I had long wanted to write a story with the theme: "Trust God; mistrust religious institutions, because they flourish by preaching intolerance of other religions."

In 1985, my parents, wife and I took a trip to Ireland and England. While in Ireland, we stayed with the relatives in Carrick-on-Suir. When I came home, I began to do research in earnest.

I saw a fascinating parallel between The Troubles, which had taken thousands of Protestant and Catholic Irish lives, and the eradication of Druids and other "natural" religions once St. Patrick and other converted British Isles souls brought Christianity to Ireland.

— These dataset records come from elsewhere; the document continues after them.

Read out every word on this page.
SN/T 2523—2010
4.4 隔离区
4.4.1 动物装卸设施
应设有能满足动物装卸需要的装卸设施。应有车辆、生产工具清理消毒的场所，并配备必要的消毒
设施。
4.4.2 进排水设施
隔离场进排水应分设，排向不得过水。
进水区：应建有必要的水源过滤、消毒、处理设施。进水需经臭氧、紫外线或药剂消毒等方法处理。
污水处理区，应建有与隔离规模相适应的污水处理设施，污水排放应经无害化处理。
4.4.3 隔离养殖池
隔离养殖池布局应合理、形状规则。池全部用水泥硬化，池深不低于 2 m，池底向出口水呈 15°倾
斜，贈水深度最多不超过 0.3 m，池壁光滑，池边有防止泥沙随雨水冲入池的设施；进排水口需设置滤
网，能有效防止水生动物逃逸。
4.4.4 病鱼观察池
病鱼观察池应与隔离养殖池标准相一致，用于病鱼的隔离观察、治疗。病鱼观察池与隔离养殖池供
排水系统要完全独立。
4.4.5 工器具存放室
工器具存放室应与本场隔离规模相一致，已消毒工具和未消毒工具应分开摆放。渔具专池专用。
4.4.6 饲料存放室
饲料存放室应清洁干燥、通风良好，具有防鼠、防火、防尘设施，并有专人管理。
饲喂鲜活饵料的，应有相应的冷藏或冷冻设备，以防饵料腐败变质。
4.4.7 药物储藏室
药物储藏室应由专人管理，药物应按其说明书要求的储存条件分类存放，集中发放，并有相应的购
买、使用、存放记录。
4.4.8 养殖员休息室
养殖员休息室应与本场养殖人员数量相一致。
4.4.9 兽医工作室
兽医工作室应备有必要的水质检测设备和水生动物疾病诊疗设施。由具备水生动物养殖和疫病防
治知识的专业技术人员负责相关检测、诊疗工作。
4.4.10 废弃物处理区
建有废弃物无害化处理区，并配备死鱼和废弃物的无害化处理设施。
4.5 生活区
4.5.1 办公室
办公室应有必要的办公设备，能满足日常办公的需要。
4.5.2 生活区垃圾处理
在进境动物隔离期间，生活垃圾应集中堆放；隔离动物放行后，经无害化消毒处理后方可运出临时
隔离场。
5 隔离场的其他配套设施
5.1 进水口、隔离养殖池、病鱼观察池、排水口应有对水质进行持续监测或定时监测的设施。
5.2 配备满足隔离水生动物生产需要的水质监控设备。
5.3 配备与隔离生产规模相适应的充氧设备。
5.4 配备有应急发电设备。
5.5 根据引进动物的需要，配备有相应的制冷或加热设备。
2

I devised a tale that weaved both ancient and modern intolerances into one novel. The "shifting" of an ancient Irish cemetery to prevent traffic deaths results in the unearthing of the bones of four Druid priestesses. They had been buried alive by Christian warriors more than a thousand years ago, but their powers had kept their souls inside their bones. Three (the Morrigan) had gone insane over the centuries. They remembered only that they were to release their clan, which lay sleeping in an underwater cave several miles to the south. The older priestess, Eriu, the "fairy princess" symbol who gave Ireland its Gaelic name, also rises up and steals a body in which to walk the earth. She, however, is sane and realizes that the times are not right to awaken her people. Caught in the middle is an American archeologist, who realizes he has in Eriu the find of the ages; but who constantly places himself in danger trying to help her stop her apprentice priestesses. He also finds himself through mistaken identity avoiding IRA murderers.

The novel is rich with first-hand knowledge of the region and in painstakingly researched history. Because of the constant "skin jumping" of the priestesses, it is basically a paranoid Invasion of The Body Snatchers meets The Lord of the Rings. Amazingly, when all of my research questions were answered by my relatives, everything in this novel (but the supernatural) truly existed. It was as if the story were delivered by an Irish angel whispering from my shoulder. It is my favorite literary "child," and I hope to have it reprinted and also turned into a motion picture. I have not sold it off because this one must be made my way or not at all.

I have written a screenplay version of the The Uprising, still unfilmed. Cable's SyFy wanted to shoehorn it into its made-for-TV format, so we did not go to contract.